Running and writing is what it sounds like. An amount of running followed by and amount of writing. Best to avoid to many variables at this point. I’m not entirely sure how far or fast I can cope with at the moment. Last night’s pizza weighs heavy on my mind, cheese oozing though tightly packed arteries to a grumbling heart. I tell myself this isn’t the punishing gruel of a new years resolution delayed, or a lifestyle improvement designed to keep up with the exercise fads of the masses. I saw a tweet the other day mocking the slacker generations drift towards the ‘fitter-happier’ paradigm they swore to avoid. I try to convince myself of something more poetic. A battle of mind and body, straight from Hemingway’s Nietzschean desire for a more physical approach to writing. If I want to toughen the calluses of my mind, I’d better get moving or at least stand up while I’m typing this. Despite doubting the sincerity of my self as the ‘superman’, there is some kind of battle going on here. Not fighting the flab as such, but perhaps proving a point or sparing with demon or two. The best way to get me to do something, is usually to tell me its impossible, or at the least beyond my capabilities. Sadly this has rarely worked with feats of physicality, which I have often been ready to abandon. An image occurs of myself aged 12, helped by two happier runners to finish the 1500 metres in last place. Painfully wheezing across the line to the jeers of my idling peers, who had long before recovered their repose. I am not sure who pissed me off more, I expected the jeers, but the helpers confused me. I wasn’t used to sympathy and didn’t like the smell of it. This moment of humiliation still smarts, I told myself the problem was technique. Others alternated between running and walking, I tried to run the whole way, thinking to do otherwise would be cheating. Unaccustomed to the burning pain and death/life feel of hard exercise, I drained to a slow motion jog, ridiculous to see, as the walk/runners tripped past me. I have learnt my lesson and this morning I alternated, uncertain whether my thirty-four year old body would allow me to push quite as hard as in my teens. At least there were no jeering punks to or happy helpers. I ran solo.

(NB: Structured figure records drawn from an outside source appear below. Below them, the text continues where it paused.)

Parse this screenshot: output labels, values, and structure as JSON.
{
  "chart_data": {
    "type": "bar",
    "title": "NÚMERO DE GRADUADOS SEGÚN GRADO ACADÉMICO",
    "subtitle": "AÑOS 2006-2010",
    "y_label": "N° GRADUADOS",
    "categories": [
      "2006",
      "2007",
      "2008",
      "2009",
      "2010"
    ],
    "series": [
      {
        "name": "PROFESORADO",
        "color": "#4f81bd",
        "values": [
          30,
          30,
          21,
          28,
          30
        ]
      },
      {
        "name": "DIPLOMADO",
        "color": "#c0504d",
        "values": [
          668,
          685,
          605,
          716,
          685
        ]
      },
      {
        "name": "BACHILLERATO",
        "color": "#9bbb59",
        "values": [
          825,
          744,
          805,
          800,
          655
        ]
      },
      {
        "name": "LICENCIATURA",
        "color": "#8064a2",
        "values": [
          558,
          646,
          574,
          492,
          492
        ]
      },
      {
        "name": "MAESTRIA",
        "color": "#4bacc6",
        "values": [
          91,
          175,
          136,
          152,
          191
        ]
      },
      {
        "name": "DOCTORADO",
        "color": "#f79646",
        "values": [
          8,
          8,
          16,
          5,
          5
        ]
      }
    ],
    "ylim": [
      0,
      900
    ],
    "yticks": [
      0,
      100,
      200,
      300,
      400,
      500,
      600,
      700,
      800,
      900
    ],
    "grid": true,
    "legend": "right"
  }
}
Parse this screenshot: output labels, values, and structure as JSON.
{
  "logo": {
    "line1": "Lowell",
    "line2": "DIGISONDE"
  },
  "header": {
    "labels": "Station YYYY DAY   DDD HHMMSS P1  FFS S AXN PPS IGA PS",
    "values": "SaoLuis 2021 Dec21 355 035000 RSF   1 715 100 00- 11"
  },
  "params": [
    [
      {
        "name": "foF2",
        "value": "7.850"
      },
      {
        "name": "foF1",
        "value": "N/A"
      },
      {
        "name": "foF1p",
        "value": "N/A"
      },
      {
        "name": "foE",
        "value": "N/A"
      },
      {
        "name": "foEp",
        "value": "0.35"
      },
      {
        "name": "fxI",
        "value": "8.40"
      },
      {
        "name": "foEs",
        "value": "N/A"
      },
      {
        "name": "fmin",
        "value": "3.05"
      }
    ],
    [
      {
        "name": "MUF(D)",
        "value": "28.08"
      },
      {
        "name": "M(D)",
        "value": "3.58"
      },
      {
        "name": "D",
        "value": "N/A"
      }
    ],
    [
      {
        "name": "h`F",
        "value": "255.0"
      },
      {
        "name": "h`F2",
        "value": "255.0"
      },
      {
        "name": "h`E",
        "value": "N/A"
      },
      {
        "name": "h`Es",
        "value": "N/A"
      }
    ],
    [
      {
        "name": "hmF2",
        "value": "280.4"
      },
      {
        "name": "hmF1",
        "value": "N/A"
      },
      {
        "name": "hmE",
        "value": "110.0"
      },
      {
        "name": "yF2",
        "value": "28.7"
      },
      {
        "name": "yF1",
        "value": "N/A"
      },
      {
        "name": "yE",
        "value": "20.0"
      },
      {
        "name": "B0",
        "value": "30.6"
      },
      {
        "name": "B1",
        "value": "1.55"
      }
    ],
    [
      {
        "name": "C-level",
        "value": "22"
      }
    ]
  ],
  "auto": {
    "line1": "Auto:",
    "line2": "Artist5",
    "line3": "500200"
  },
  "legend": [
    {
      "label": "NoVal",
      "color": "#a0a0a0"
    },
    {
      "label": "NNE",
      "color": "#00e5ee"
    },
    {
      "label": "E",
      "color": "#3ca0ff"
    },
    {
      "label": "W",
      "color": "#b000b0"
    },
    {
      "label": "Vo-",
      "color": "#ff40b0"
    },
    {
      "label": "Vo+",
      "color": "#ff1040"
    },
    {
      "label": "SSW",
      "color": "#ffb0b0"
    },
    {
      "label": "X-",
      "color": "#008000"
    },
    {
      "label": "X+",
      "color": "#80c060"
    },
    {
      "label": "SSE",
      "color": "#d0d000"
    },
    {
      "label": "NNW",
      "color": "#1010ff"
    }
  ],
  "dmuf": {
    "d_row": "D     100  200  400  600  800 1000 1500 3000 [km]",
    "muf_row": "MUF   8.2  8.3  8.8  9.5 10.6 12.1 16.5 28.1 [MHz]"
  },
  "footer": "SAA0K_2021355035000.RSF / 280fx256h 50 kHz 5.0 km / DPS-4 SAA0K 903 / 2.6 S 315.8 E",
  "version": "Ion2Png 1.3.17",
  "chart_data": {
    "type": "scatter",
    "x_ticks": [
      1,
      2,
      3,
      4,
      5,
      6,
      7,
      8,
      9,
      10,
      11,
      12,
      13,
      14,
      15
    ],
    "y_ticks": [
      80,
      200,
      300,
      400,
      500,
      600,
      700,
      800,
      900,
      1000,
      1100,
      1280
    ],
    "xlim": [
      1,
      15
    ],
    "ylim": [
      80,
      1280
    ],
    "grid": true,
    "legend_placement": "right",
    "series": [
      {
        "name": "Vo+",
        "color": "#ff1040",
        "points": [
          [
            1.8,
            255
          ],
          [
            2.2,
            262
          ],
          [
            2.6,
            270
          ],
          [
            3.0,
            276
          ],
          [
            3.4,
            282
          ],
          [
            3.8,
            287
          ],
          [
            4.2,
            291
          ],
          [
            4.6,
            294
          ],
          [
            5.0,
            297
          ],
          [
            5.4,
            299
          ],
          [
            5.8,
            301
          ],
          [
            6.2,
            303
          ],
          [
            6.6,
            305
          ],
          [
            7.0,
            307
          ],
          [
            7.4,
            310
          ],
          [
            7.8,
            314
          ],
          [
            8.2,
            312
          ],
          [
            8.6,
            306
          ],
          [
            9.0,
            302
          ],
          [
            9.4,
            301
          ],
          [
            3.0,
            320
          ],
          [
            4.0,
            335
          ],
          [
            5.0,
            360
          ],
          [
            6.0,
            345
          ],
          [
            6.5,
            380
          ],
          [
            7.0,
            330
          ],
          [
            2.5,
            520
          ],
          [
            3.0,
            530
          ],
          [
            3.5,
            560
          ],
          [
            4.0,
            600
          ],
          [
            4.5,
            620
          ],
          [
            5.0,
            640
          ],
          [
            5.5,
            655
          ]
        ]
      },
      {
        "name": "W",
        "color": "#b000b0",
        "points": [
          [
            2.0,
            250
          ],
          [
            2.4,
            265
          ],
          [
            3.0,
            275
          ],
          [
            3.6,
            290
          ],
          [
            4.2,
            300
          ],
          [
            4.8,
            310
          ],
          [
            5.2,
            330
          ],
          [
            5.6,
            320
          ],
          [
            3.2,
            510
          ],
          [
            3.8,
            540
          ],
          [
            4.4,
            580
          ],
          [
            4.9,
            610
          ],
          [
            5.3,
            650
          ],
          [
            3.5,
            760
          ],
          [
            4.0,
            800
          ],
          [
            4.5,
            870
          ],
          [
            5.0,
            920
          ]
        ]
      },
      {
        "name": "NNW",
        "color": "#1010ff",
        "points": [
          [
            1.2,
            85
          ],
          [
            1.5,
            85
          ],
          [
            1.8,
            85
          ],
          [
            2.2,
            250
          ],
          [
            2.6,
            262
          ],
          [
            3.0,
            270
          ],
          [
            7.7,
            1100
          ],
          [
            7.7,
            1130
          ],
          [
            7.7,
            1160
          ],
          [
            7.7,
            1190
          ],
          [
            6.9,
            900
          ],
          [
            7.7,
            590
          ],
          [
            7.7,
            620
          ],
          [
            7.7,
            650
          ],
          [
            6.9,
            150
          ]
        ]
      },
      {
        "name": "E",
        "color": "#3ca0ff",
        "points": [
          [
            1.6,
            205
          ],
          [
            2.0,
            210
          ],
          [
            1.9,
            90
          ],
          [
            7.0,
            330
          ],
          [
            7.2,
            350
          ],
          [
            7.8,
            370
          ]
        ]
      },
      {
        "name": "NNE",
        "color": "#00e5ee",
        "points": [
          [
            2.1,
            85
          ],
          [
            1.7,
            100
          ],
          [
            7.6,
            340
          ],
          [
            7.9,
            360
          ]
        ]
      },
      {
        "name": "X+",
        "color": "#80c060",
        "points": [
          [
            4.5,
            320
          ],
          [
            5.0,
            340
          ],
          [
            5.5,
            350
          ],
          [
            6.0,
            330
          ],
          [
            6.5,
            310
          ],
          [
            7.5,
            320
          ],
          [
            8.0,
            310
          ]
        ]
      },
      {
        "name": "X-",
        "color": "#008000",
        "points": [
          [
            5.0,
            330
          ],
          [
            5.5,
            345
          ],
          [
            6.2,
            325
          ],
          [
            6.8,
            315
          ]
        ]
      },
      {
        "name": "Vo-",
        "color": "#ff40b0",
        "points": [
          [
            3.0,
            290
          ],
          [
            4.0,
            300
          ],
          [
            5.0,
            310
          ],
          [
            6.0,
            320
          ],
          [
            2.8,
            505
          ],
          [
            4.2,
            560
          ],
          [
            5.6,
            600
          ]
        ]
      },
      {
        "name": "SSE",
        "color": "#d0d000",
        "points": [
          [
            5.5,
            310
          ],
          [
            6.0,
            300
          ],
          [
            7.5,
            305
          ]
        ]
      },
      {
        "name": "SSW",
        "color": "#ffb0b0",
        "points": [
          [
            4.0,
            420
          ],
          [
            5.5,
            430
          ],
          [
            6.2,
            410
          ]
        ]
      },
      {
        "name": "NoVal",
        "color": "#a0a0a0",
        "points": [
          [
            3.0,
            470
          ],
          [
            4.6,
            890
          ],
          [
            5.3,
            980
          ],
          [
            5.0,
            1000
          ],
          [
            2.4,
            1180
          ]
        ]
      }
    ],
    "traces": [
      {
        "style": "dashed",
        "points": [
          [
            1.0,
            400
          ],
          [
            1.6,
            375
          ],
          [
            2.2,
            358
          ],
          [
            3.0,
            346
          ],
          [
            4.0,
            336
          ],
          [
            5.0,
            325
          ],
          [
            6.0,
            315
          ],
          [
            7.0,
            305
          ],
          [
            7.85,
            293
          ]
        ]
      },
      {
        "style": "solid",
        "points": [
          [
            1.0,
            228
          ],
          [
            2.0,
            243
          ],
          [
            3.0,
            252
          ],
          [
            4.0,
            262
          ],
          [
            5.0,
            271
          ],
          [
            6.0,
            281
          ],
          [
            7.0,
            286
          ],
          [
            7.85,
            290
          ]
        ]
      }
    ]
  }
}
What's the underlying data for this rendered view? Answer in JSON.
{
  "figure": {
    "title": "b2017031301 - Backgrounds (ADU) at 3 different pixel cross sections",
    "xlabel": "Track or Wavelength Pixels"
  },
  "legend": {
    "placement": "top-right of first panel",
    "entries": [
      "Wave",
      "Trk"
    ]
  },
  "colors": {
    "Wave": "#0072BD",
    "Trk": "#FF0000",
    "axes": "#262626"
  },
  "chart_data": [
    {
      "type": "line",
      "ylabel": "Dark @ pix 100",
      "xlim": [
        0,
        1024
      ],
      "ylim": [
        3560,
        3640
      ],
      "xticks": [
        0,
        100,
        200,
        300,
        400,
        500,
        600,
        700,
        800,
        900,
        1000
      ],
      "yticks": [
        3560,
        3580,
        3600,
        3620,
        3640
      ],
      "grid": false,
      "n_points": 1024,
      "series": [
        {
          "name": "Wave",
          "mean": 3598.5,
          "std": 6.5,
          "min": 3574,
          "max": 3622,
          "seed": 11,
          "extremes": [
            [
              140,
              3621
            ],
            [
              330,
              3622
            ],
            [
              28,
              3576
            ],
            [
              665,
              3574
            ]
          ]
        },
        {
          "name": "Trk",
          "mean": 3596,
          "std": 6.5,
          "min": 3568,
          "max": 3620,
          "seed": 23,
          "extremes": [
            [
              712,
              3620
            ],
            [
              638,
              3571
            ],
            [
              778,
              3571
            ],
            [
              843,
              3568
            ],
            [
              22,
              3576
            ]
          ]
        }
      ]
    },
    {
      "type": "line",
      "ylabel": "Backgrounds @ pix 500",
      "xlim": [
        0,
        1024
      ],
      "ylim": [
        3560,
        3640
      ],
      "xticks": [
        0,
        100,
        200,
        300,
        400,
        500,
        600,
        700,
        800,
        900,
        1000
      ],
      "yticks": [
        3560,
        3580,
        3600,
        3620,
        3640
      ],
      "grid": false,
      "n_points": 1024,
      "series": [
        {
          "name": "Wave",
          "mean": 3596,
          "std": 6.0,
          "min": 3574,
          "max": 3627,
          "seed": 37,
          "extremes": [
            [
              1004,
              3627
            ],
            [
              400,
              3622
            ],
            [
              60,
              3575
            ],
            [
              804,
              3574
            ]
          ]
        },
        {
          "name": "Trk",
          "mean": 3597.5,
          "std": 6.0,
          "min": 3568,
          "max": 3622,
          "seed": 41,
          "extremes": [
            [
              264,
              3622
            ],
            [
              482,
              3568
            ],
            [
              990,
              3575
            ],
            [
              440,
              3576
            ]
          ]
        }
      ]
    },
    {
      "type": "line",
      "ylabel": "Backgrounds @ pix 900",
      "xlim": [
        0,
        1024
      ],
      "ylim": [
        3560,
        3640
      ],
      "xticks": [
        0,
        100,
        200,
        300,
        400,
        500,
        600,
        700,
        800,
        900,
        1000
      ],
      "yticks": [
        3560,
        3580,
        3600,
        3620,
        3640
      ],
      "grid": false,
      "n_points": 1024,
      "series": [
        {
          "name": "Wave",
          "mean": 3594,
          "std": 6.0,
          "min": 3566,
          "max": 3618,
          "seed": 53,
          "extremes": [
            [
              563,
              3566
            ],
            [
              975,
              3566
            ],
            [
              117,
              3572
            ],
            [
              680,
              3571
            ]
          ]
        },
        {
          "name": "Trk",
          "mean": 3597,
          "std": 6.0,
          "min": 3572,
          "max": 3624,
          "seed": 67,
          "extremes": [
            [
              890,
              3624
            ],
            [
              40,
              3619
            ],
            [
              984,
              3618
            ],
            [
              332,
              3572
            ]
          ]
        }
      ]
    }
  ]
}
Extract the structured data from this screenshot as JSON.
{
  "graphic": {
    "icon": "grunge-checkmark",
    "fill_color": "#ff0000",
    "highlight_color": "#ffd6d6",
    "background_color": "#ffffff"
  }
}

This experiment was inspired by a half-cut conversation with Mr Erwin last week, about the merits of mixing physical exercise and creative pursuits. Having written inconsistently for many years, hoping to get something useful from the monkeys on my back, I have tried all sorts of challenges and tools to increase my output. Some have worked to various degrees and I think I might be on the right path, but maybe running will help me travel a bit quicker. Sometimes these attempts feel like those of 80’s TV heroes, completing arcane challenges to get home, only to find themselves foiled ad-infinitum, battling ever onwards to eventual cancellation. Its has to be worth a try though, and if not, I hope to enjoy the episodes.